Avocado on a tortilla touches spinach. Peanut butter touches shredded carrot. Hummus touches bell pepper. In 17 of these 29 wraps, a fat source makes direct contact with a raw vegetable — and that contact has published data behind it.
Crossover trials found that eating fat-soluble vitamins (beta-carotene, vitamin E, vitamin K) without fat in the same bite drops absorption to effectively zero. As little as 6 grams of added fat crosses the threshold where micelle formation begins and the body starts extracting what vegetables actually carry. Avocado, hummus, olive oil, peanut butter, cheese — each one shows up in this collection as the fat vehicle that unlocks the vegetable next to it.
The collection covers 195–763 kcal with 7–37g protein, with prep times from 5 to 25 minutes.

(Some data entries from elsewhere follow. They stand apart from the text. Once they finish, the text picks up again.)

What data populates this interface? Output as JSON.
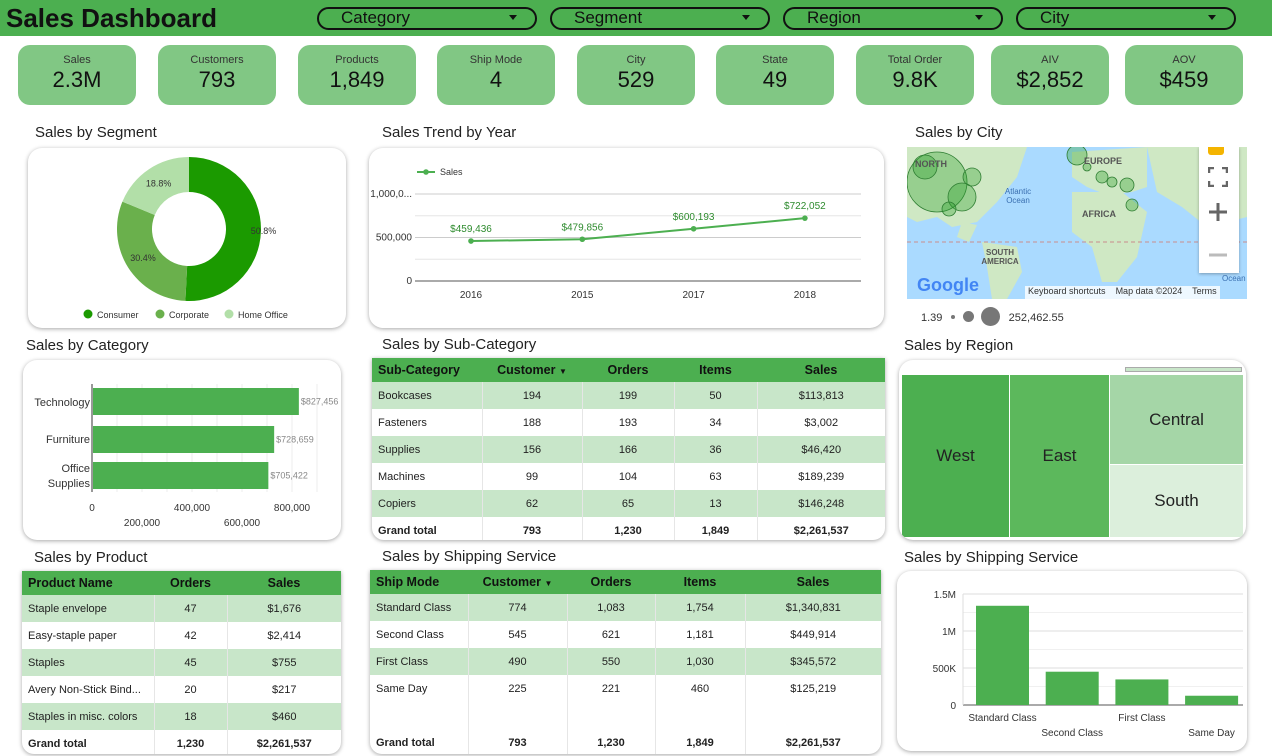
{
  "header": {
    "title": "Sales Dashboard",
    "filters": [
      "Category",
      "Segment",
      "Region",
      "City"
    ]
  },
  "kpis": [
    {
      "label": "Sales",
      "value": "2.3M"
    },
    {
      "label": "Customers",
      "value": "793"
    },
    {
      "label": "Products",
      "value": "1,849"
    },
    {
      "label": "Ship Mode",
      "value": "4"
    },
    {
      "label": "City",
      "value": "529"
    },
    {
      "label": "State",
      "value": "49"
    },
    {
      "label": "Total Order",
      "value": "9.8K"
    },
    {
      "label": "AIV",
      "value": "$2,852"
    },
    {
      "label": "AOV",
      "value": "$459"
    }
  ],
  "titles": {
    "segment": "Sales by Segment",
    "trend": "Sales Trend by Year",
    "city": "Sales by City",
    "category": "Sales by Category",
    "subcategory": "Sales by Sub-Category",
    "region": "Sales by Region",
    "product": "Sales by Product",
    "shipping_table": "Sales by Shipping Service",
    "shipping_chart": "Sales by Shipping Service"
  },
  "colors": {
    "header": "#4caf50",
    "kpi": "#81c784",
    "dark_green": "#1b9a00",
    "mid_green": "#6ab04c",
    "light_green": "#b2dfa8",
    "bar_green": "#4caf50",
    "table_shade": "#c8e6c9"
  },
  "segment_chart": {
    "chart_data": {
      "type": "pie",
      "categories": [
        "Consumer",
        "Corporate",
        "Home Office"
      ],
      "values": [
        50.8,
        30.4,
        18.8
      ],
      "labels": [
        "50.8%",
        "30.4%",
        "18.8%"
      ],
      "legend": "bottom"
    }
  },
  "trend_chart": {
    "chart_data": {
      "type": "line",
      "categories": [
        "2016",
        "2015",
        "2017",
        "2018"
      ],
      "series": [
        {
          "name": "Sales",
          "values": [
            459436,
            479856,
            600193,
            722052
          ]
        }
      ],
      "data_labels": [
        "$459,436",
        "$479,856",
        "$600,193",
        "$722,052"
      ],
      "y_ticks": [
        "0",
        "500,000",
        "1,000,0..."
      ],
      "ylim": [
        0,
        1000000
      ],
      "legend": "top-left"
    }
  },
  "city_map": {
    "labels": [
      "NORTH",
      "EUROPE",
      "Atlantic Ocean",
      "AFRICA",
      "SOUTH AMERICA",
      "India Ocean"
    ],
    "footer": [
      "Keyboard shortcuts",
      "Map data ©2024",
      "Terms"
    ],
    "logo": "Google",
    "size_legend": {
      "min": "1.39",
      "max": "252,462.55"
    }
  },
  "category_chart": {
    "chart_data": {
      "type": "bar",
      "orientation": "horizontal",
      "categories": [
        "Technology",
        "Furniture",
        "Office Supplies"
      ],
      "values": [
        827456,
        728659,
        705422
      ],
      "data_labels": [
        "$827,456",
        "$728,659",
        "$705,422"
      ],
      "x_ticks_top": [
        "0",
        "400,000",
        "800,000"
      ],
      "x_ticks_bottom": [
        "200,000",
        "600,000"
      ],
      "xlim": [
        0,
        900000
      ]
    }
  },
  "subcategory_table": {
    "headers": [
      "Sub-Category",
      "Customer",
      "Orders",
      "Items",
      "Sales"
    ],
    "rows": [
      [
        "Bookcases",
        "194",
        "199",
        "50",
        "$113,813"
      ],
      [
        "Fasteners",
        "188",
        "193",
        "34",
        "$3,002"
      ],
      [
        "Supplies",
        "156",
        "166",
        "36",
        "$46,420"
      ],
      [
        "Machines",
        "99",
        "104",
        "63",
        "$189,239"
      ],
      [
        "Copiers",
        "62",
        "65",
        "13",
        "$146,248"
      ]
    ],
    "total": [
      "Grand total",
      "793",
      "1,230",
      "1,849",
      "$2,261,537"
    ]
  },
  "region_treemap": {
    "chart_data": {
      "type": "treemap",
      "categories": [
        "West",
        "East",
        "Central",
        "South"
      ]
    }
  },
  "product_table": {
    "headers": [
      "Product Name",
      "Orders",
      "Sales"
    ],
    "rows": [
      [
        "Staple envelope",
        "47",
        "$1,676"
      ],
      [
        "Easy-staple paper",
        "42",
        "$2,414"
      ],
      [
        "Staples",
        "45",
        "$755"
      ],
      [
        "Avery Non-Stick Bind...",
        "20",
        "$217"
      ],
      [
        "Staples in misc. colors",
        "18",
        "$460"
      ]
    ],
    "total": [
      "Grand total",
      "1,230",
      "$2,261,537"
    ]
  },
  "shipping_table": {
    "headers": [
      "Ship Mode",
      "Customer",
      "Orders",
      "Items",
      "Sales"
    ],
    "rows": [
      [
        "Standard Class",
        "774",
        "1,083",
        "1,754",
        "$1,340,831"
      ],
      [
        "Second Class",
        "545",
        "621",
        "1,181",
        "$449,914"
      ],
      [
        "First Class",
        "490",
        "550",
        "1,030",
        "$345,572"
      ],
      [
        "Same Day",
        "225",
        "221",
        "460",
        "$125,219"
      ]
    ],
    "total": [
      "Grand total",
      "793",
      "1,230",
      "1,849",
      "$2,261,537"
    ]
  },
  "shipping_chart": {
    "chart_data": {
      "type": "bar",
      "categories": [
        "Standard Class",
        "Second Class",
        "First Class",
        "Same Day"
      ],
      "values": [
        1340831,
        449914,
        345572,
        125219
      ],
      "y_ticks": [
        "0",
        "500K",
        "1M",
        "1.5M"
      ],
      "ylim": [
        0,
        1500000
      ]
    }
  }
}
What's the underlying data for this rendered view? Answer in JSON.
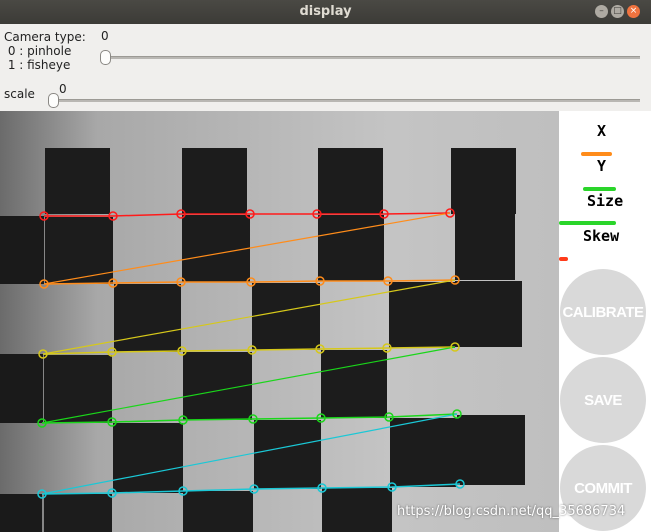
{
  "window": {
    "title": "display"
  },
  "controls": {
    "camera_type_label": "Camera type:\n 0 : pinhole\n 1 : fisheye",
    "camera_type_value": "0",
    "camera_type_level": 0,
    "scale_label": "scale",
    "scale_value": "0",
    "scale_level": 0
  },
  "legend": {
    "x_label": "X",
    "y_label": "Y",
    "size_label": "Size",
    "skew_label": "Skew",
    "x_level": 0.34,
    "y_level": 0.36,
    "size_level": 0.62,
    "skew_level": 0.1,
    "colors": {
      "x": "#ff8c1a",
      "y": "#2ad52a",
      "size": "#2ad52a",
      "skew": "#ff3b1a"
    }
  },
  "buttons": {
    "calibrate": "CALIBRATE",
    "save": "SAVE",
    "commit": "COMMIT"
  },
  "watermark": "https://blog.csdn.net/qq_35686734",
  "corner_colors": [
    "#ff1a1a",
    "#ff8c1a",
    "#d6c81a",
    "#1ad61a",
    "#1ac8d6"
  ]
}
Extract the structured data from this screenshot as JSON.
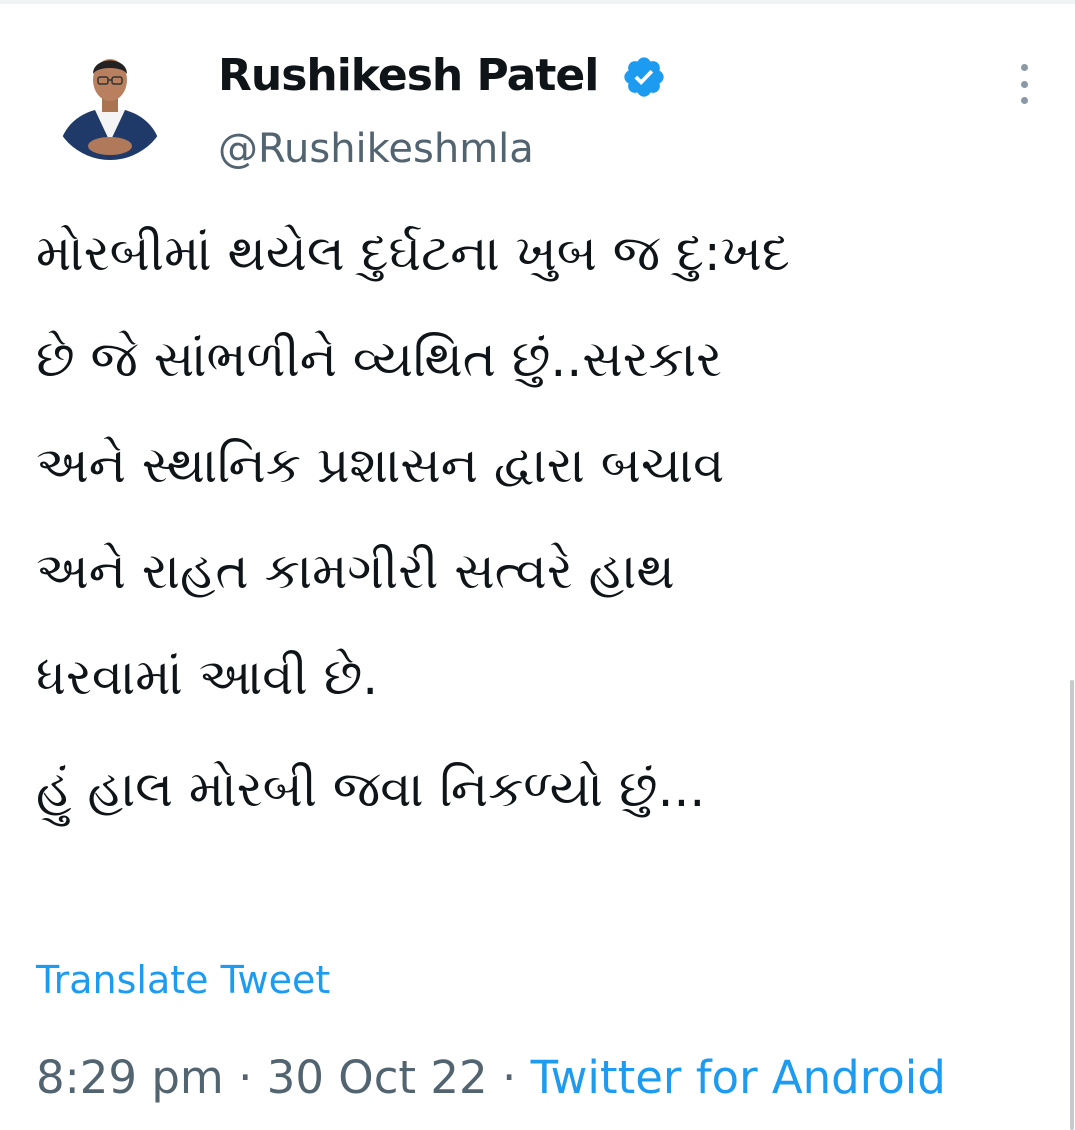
{
  "tweet": {
    "author": {
      "display_name": "Rushikesh Patel",
      "handle": "@Rushikeshmla",
      "verified": true,
      "verified_icon": "verified-badge-icon",
      "avatar": "profile-photo"
    },
    "more_icon": "more-options-icon",
    "text_lines": [
      "મોરબીમાં થયેલ દુર્ઘટના ખુબ જ દુ:ખદ",
      "છે જે સાંભળીને વ્યથિત છું..સરકાર",
      "અને સ્થાનિક પ્રશાસન દ્વારા બચાવ",
      "અને રાહત કામગીરી સત્વરે હાથ",
      "ધરવામાં આવી છે."
    ],
    "text_line_last": "હું હાલ મોરબી જવા નિકળ્યો છું...",
    "translate_label": "Translate Tweet",
    "time": "8:29 pm",
    "date": "30 Oct 22",
    "separator": "·",
    "source": "Twitter for Android"
  },
  "colors": {
    "text": "#0f1419",
    "secondary": "#536471",
    "accent": "#1d9bf0"
  }
}
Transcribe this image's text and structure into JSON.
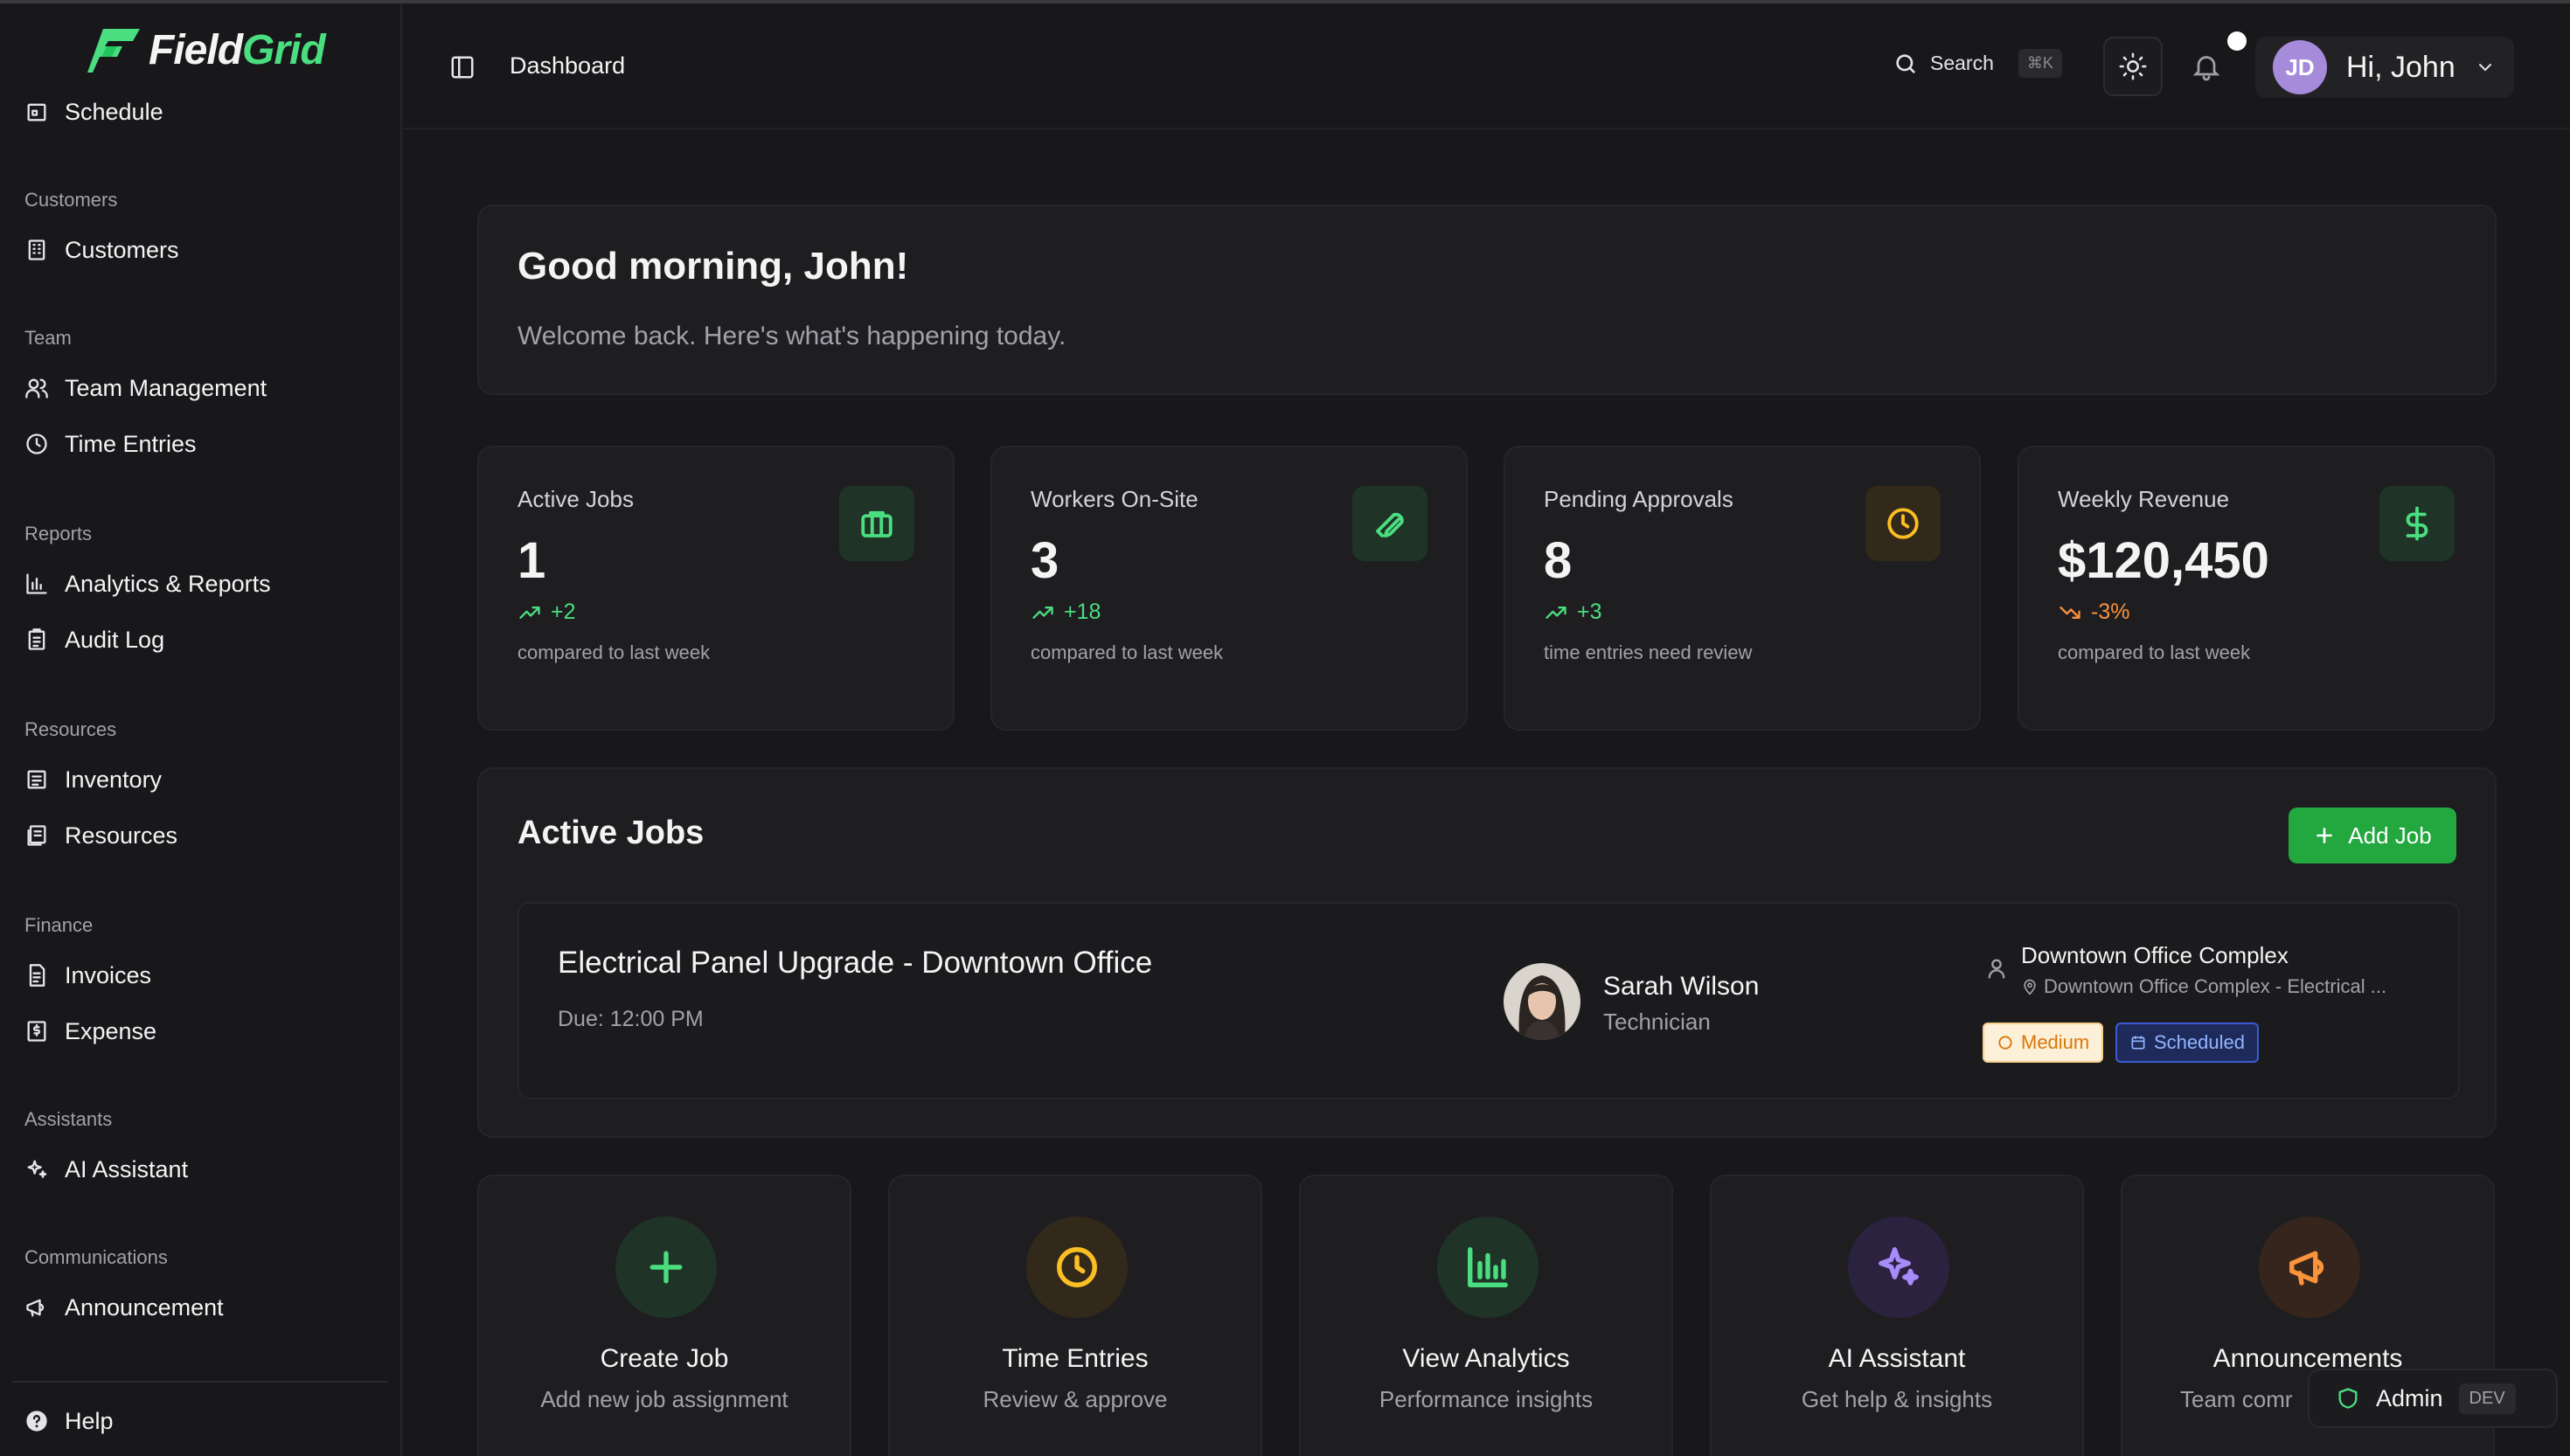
{
  "app": {
    "logo_prefix": "Field",
    "logo_suffix": "Grid"
  },
  "sidebar": {
    "partial_item": "Schedule",
    "sections": {
      "customers": "Customers",
      "team": "Team",
      "reports": "Reports",
      "resources": "Resources",
      "finance": "Finance",
      "assistants": "Assistants",
      "communications": "Communications"
    },
    "items": {
      "customers": "Customers",
      "team_management": "Team Management",
      "time_entries": "Time Entries",
      "analytics": "Analytics & Reports",
      "audit_log": "Audit Log",
      "inventory": "Inventory",
      "resources": "Resources",
      "invoices": "Invoices",
      "expense": "Expense",
      "ai_assistant": "AI Assistant",
      "announcement": "Announcement",
      "help": "Help"
    }
  },
  "header": {
    "title": "Dashboard",
    "search_label": "Search",
    "search_shortcut": "⌘K",
    "user_initials": "JD",
    "greeting": "Hi, John"
  },
  "welcome": {
    "title": "Good morning, John!",
    "subtitle": "Welcome back. Here's what's happening today."
  },
  "stats": [
    {
      "label": "Active Jobs",
      "value": "1",
      "change": "+2",
      "note": "compared to last week",
      "icon": "briefcase-icon"
    },
    {
      "label": "Workers On-Site",
      "value": "3",
      "change": "+18",
      "note": "compared to last week",
      "icon": "wrench-icon"
    },
    {
      "label": "Pending Approvals",
      "value": "8",
      "change": "+3",
      "note": "time entries need review",
      "icon": "clock-icon"
    },
    {
      "label": "Weekly Revenue",
      "value": "$120,450",
      "change": "-3%",
      "note": "compared to last week",
      "icon": "dollar-icon"
    }
  ],
  "active_jobs": {
    "title": "Active Jobs",
    "add_button": "Add Job",
    "jobs": [
      {
        "title": "Electrical Panel Upgrade - Downtown Office",
        "due": "Due: 12:00 PM",
        "assignee_name": "Sarah Wilson",
        "assignee_role": "Technician",
        "location_name": "Downtown Office Complex",
        "location_detail": "Downtown Office Complex - Electrical ...",
        "priority": "Medium",
        "status": "Scheduled"
      }
    ]
  },
  "quick_actions": [
    {
      "title": "Create Job",
      "subtitle": "Add new job assignment",
      "icon": "plus-icon"
    },
    {
      "title": "Time Entries",
      "subtitle": "Review & approve",
      "icon": "clock-icon"
    },
    {
      "title": "View Analytics",
      "subtitle": "Performance insights",
      "icon": "bar-chart-icon"
    },
    {
      "title": "AI Assistant",
      "subtitle": "Get help & insights",
      "icon": "sparkles-icon"
    },
    {
      "title": "Announcements",
      "subtitle": "Team comr",
      "icon": "megaphone-icon"
    }
  ],
  "role_pill": {
    "role": "Admin",
    "env": "DEV"
  },
  "colors": {
    "accent_green": "#4ade80",
    "button_green": "#22a83f",
    "warning_amber": "#f59e0b",
    "negative_orange": "#fb923c",
    "ai_purple": "#a78bfa"
  }
}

Thirteen need zero heat — raw ingredients rolled and eaten. The cooked wraps hit median 20g protein; the no-cook wraps sit at 13g, splitting the collection into a meal tier and a snack tier that the macros drew on their own.
Fiber sits at median 7g per wrap, with six recipes clearing 10g. The legume-heavy wraps drive this: chickpeas, lentils, and black beans carry the fiber that 62 pooled trials linked to a modest, compounding satiety effect. And when hummus delivers the chickpea, the glycemic index drops from 36 to 15 — the tahini fat slows gastric emptying before the fiber even starts working.